Maui Solomon, a grandson of Tommy Solomon and the chief Moriori negotiator in the newly completed settlement talks with the government, describes what came next as a genocide. Upward of 300 people were killed, and the remainder were enslaved by the Maori. Many subsequently died, he said, from kongenge — the Moriori word for illness arising from deep despair.
By 1870, just 100 Moriori remained. That year, a government court established to resolve property disputes awarded 97 percent of land on Chatham Island to one of the Maori tribes on the basis of its “conquering” of the Moriori.
Over the next century, myths sprang up regarding the Moriori. Ministry of Education publications promoted the now-debunked idea that the Moriori initially lived on New Zealand’s main islands and were pushed out by more advanced Maori. The story was used to justify Europeans’ colonization of Maori, portraying them as just one wave of settlers.
Michael King, New Zealand’s most prominent historian, who died in 2004, wrote that “nobody in New Zealand — and few elsewhere in the world — has been subjected to group slander as intense and as damaging as that heaped upon the Moriori.”

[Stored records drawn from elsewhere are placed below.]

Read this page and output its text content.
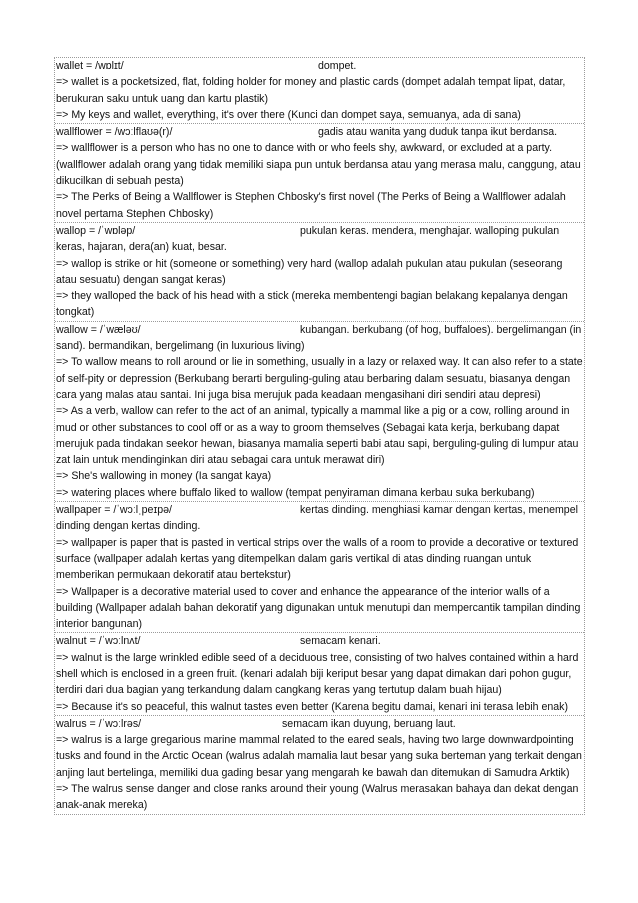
wallet = /wɒlɪt/	dompet.

=> wallet is a pocketsized, flat, folding holder for money and plastic cards (dompet adalah tempat lipat, datar, berukuran saku untuk uang dan kartu plastik)

=> My keys and wallet, everything, it's over there (Kunci dan dompet saya, semuanya, ada di sana)

wallflower = /wɔːlflaʊə(r)/	gadis atau wanita yang duduk tanpa ikut berdansa.

=> wallflower is a person who has no one to dance with or who feels shy, awkward, or excluded at a party. (wallflower adalah orang yang tidak memiliki siapa pun untuk berdansa atau yang merasa malu, canggung, atau dikucilkan di sebuah pesta)

=> The Perks of Being a Wallflower is Stephen Chbosky's first novel (The Perks of Being a Wallflower adalah novel pertama Stephen Chbosky)

wallop = /ˈwɒləp/	pukulan keras. mendera, menghajar. walloping pukulan keras, hajaran, dera(an) kuat, besar.

=> wallop is strike or hit (someone or something) very hard (wallop adalah pukulan atau pukulan (seseorang atau sesuatu) dengan sangat keras)

=> they walloped the back of his head with a stick (mereka membentengi bagian belakang kepalanya dengan tongkat)

wallow = /ˈwæləʊ/	kubangan. berkubang (of hog, buffaloes). bergelimangan (in sand). bermandikan, bergelimang (in luxurious living)

=> To wallow means to roll around or lie in something, usually in a lazy or relaxed way. It can also refer to a state of self-pity or depression (Berkubang berarti berguling-guling atau berbaring dalam sesuatu, biasanya dengan cara yang malas atau santai. Ini juga bisa merujuk pada keadaan mengasihani diri sendiri atau depresi)

=> As a verb, wallow can refer to the act of an animal, typically a mammal like a pig or a cow, rolling around in mud or other substances to cool off or as a way to groom themselves (Sebagai kata kerja, berkubang dapat merujuk pada tindakan seekor hewan, biasanya mamalia seperti babi atau sapi, berguling-guling di lumpur atau zat lain untuk mendinginkan diri atau sebagai cara untuk merawat diri)

=> She's wallowing in money (Ia sangat kaya)

=> watering places where buffalo liked to wallow (tempat penyiraman dimana kerbau suka berkubang)

wallpaper = /ˈwɔːlˌpeɪpə/	kertas dinding. menghiasi kamar dengan kertas, menempel dinding dengan kertas dinding.

=> wallpaper is paper that is pasted in vertical strips over the walls of a room to provide a decorative or textured surface (wallpaper adalah kertas yang ditempelkan dalam garis vertikal di atas dinding ruangan untuk memberikan permukaan dekoratif atau bertekstur)

=> Wallpaper is a decorative material used to cover and enhance the appearance of the interior walls of a building (Wallpaper adalah bahan dekoratif yang digunakan untuk menutupi dan mempercantik tampilan dinding interior bangunan)

walnut = /ˈwɔːlnʌt/	semacam kenari.

=> walnut is the large wrinkled edible seed of a deciduous tree, consisting of two halves contained within a hard shell which is enclosed in a green fruit. (kenari adalah biji keriput besar yang dapat dimakan dari pohon gugur, terdiri dari dua bagian yang terkandung dalam cangkang keras yang tertutup dalam buah hijau)

=> Because it's so peaceful, this walnut tastes even better (Karena begitu damai, kenari ini terasa lebih enak)

walrus = /ˈwɔːlrəs/	semacam ikan duyung, beruang laut.

=> walrus is a large gregarious marine mammal related to the eared seals, having two large downwardpointing tusks and found in the Arctic Ocean (walrus adalah mamalia laut besar yang suka berteman yang terkait dengan anjing laut bertelinga, memiliki dua gading besar yang mengarah ke bawah dan ditemukan di Samudra Arktik)

=> The walrus sense danger and close ranks around their young (Walrus merasakan bahaya dan dekat dengan anak-anak mereka)
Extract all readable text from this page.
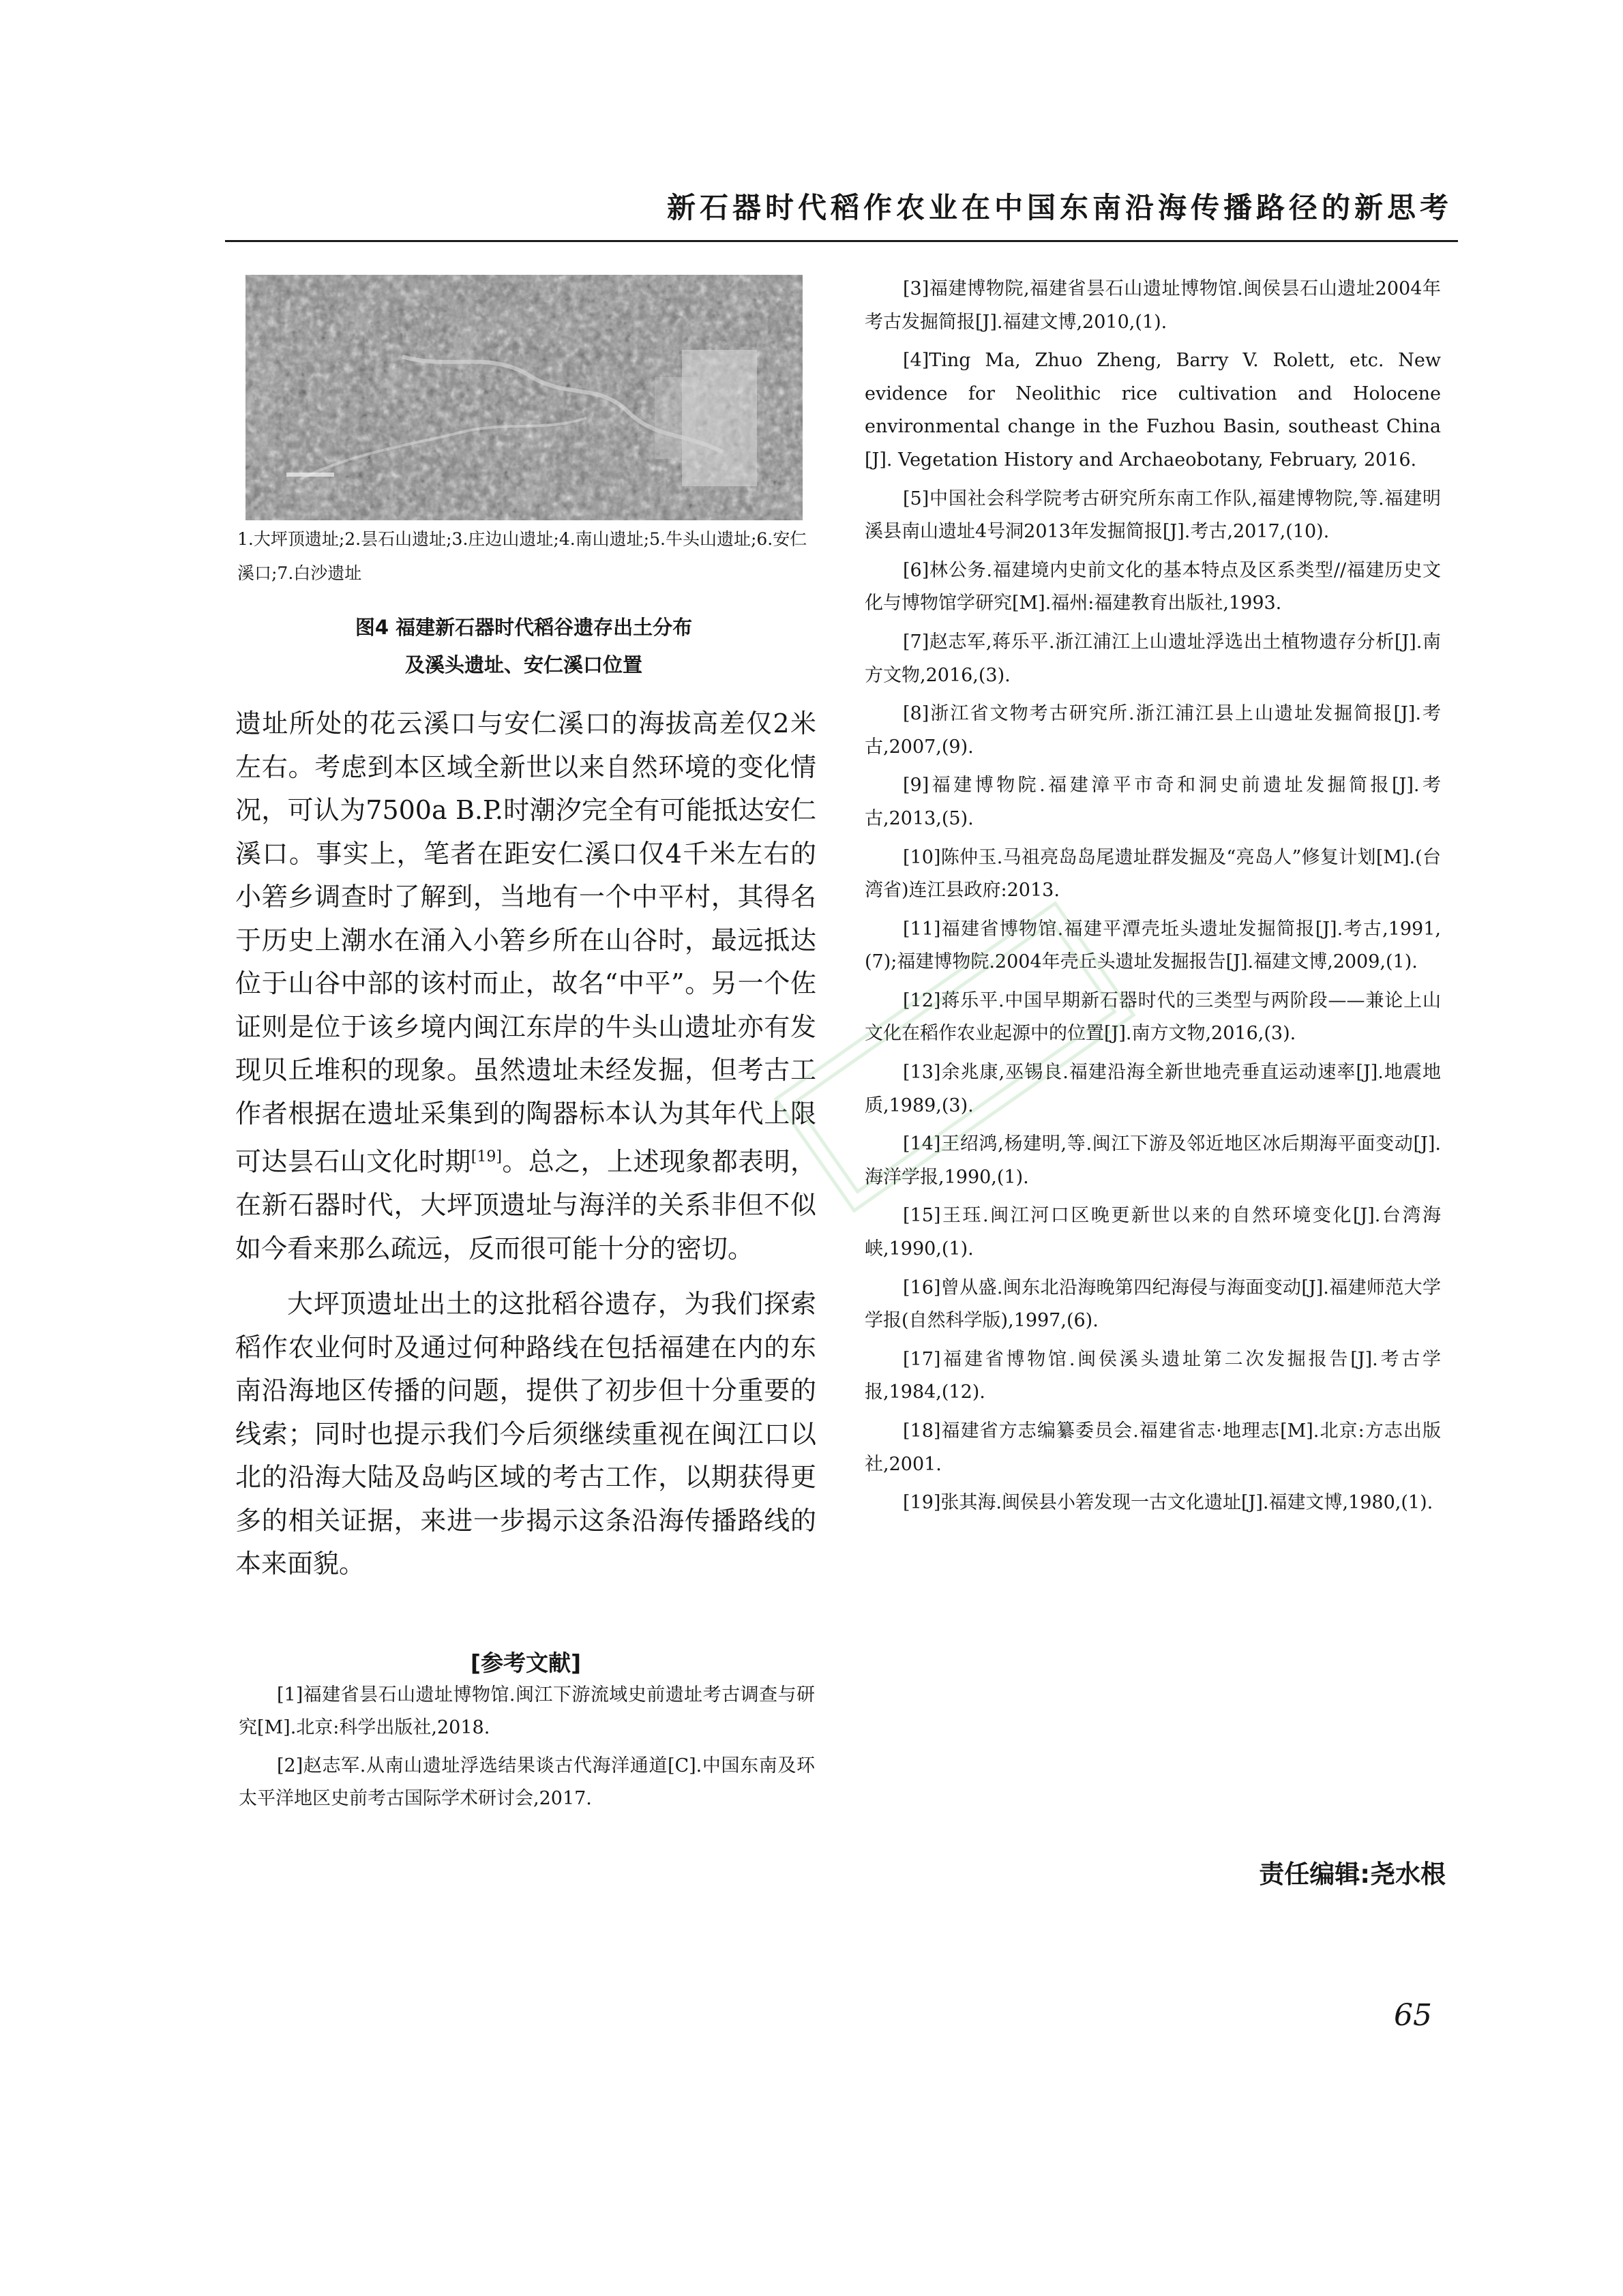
新石器时代稻作农业在中国东南沿海传播路径的新思考
1.大坪顶遗址;2.昙石山遗址;3.庄边山遗址;4.南山遗址;5.牛头山遗址;6.安仁溪口;7.白沙遗址
图4 福建新石器时代稻谷遗存出土分布
及溪头遗址、安仁溪口位置

遗址所处的花云溪口与安仁溪口的海拔高差仅2米左右。考虑到本区域全新世以来自然环境的变化情况，可认为7500a B.P.时潮汐完全有可能抵达安仁溪口。事实上，笔者在距安仁溪口仅4千米左右的小箬乡调查时了解到，当地有一个中平村，其得名于历史上潮水在涌入小箬乡所在山谷时，最远抵达位于山谷中部的该村而止，故名“中平”。另一个佐证则是位于该乡境内闽江东岸的牛头山遗址亦有发现贝丘堆积的现象。虽然遗址未经发掘，但考古工作者根据在遗址采集到的陶器标本认为其年代上限可达昙石山文化时期[19]。总之，上述现象都表明，在新石器时代，大坪顶遗址与海洋的关系非但不似如今看来那么疏远，反而很可能十分的密切。

大坪顶遗址出土的这批稻谷遗存，为我们探索稻作农业何时及通过何种路线在包括福建在内的东南沿海地区传播的问题，提供了初步但十分重要的线索；同时也提示我们今后须继续重视在闽江口以北的沿海大陆及岛屿区域的考古工作，以期获得更多的相关证据，来进一步揭示这条沿海传播路线的本来面貌。

[参考文献]

[1]福建省昙石山遗址博物馆.闽江下游流域史前遗址考古调查与研究[M].北京:科学出版社,2018.

[2]赵志军.从南山遗址浮选结果谈古代海洋通道[C].中国东南及环太平洋地区史前考古国际学术研讨会,2017.

[3]福建博物院,福建省昙石山遗址博物馆.闽侯昙石山遗址2004年考古发掘简报[J].福建文博,2010,(1).

[4]Ting Ma, Zhuo Zheng, Barry V. Rolett, etc. New evidence for Neolithic rice cultivation and Holocene environmental change in the Fuzhou Basin, southeast China [J]. Vegetation History and Archaeobotany, February, 2016.

[5]中国社会科学院考古研究所东南工作队,福建博物院,等.福建明溪县南山遗址4号洞2013年发掘简报[J].考古,2017,(10).

[6]林公务.福建境内史前文化的基本特点及区系类型//福建历史文化与博物馆学研究[M].福州:福建教育出版社,1993.

[7]赵志军,蒋乐平.浙江浦江上山遗址浮选出土植物遗存分析[J].南方文物,2016,(3).

[8]浙江省文物考古研究所.浙江浦江县上山遗址发掘简报[J].考古,2007,(9).

[9]福建博物院.福建漳平市奇和洞史前遗址发掘简报[J].考古,2013,(5).

[10]陈仲玉.马祖亮岛岛尾遗址群发掘及“亮岛人”修复计划[M].(台湾省)连江县政府:2013.

[11]福建省博物馆.福建平潭壳坵头遗址发掘简报[J].考古,1991,(7);福建博物院.2004年壳丘头遗址发掘报告[J].福建文博,2009,(1).

[12]蒋乐平.中国早期新石器时代的三类型与两阶段——兼论上山文化在稻作农业起源中的位置[J].南方文物,2016,(3).

[13]余兆康,巫锡良.福建沿海全新世地壳垂直运动速率[J].地震地质,1989,(3).

[14]王绍鸿,杨建明,等.闽江下游及邻近地区冰后期海平面变动[J].海洋学报,1990,(1).

[15]王珏.闽江河口区晚更新世以来的自然环境变化[J].台湾海峡,1990,(1).

[16]曾从盛.闽东北沿海晚第四纪海侵与海面变动[J].福建师范大学学报(自然科学版),1997,(6).

[17]福建省博物馆.闽侯溪头遗址第二次发掘报告[J].考古学报,1984,(12).

[18]福建省方志编纂委员会.福建省志·地理志[M].北京:方志出版社,2001.

[19]张其海.闽侯县小箬发现一古文化遗址[J].福建文博,1980,(1).

责任编辑:尧水根
65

As a child, Maui Solomon said, he was told by his social studies teacher that a distinct Moriori culture was a fiction. “A lot of our people turned their face away from their Moriori identity, because it was a source of pain and hurt and confusion,” he said.
The raising of the Tommy Solomon statue marked the beginning of a small cultural renaissance. The Hokotehi Moriori Trust, the group’s main representative body, has worked with musicians, writers and software designers to publish traditional songs and stories and produce a Moriori-language learning app.
Many Moriori hope the government settlement will reinforce that renaissance and help affirm their Indigenous identity alongside Maori, who make up 17 percent of New Zealand’s five million people. Andrew Little, the government minister in charge of treaty negotiations with Maori, said in Parliament that the settlement had started “a journey of revival, reminding the rest of the world, including the rest of New Zealand, that the Moriori are a proud people.”
The settlement took years to achieve in part because of legal challenges from the Maori tribe Ngati Mutunga, whose leadership continues to claim exclusive authority over Chatham Island and fears that amends to Moriori could affect its own settlement. About 700 people, with a mix of European and Indigenous ancestry, live on the Chatham Islands today.
The chair of Ngati Mutunga’s representative body did not respond to a request for an interview.
Maui Solomon said that while he wished the pact had gone further, “the negotiating team and our people are satisfied we’ve done everything we can in this generation to get a settlement. We probably couldn’t squeeze any more blood out of that reluctant government stone.”
Rahiri Makuini Edwards-Hammond, a Moriori student who witnessed the final approval of the settlement in Parliament, said that it would bring long-awaited recognition.
“We know who we are, we know what we went through, we know what our karapuna went through,” she said, referring to Moriori ancestors. “But more than anything, from my perspective, this is finally something that can be acknowledged by other Maori, by tauiwi” — non-Indigenous New Zealanders — “and by people around the world.”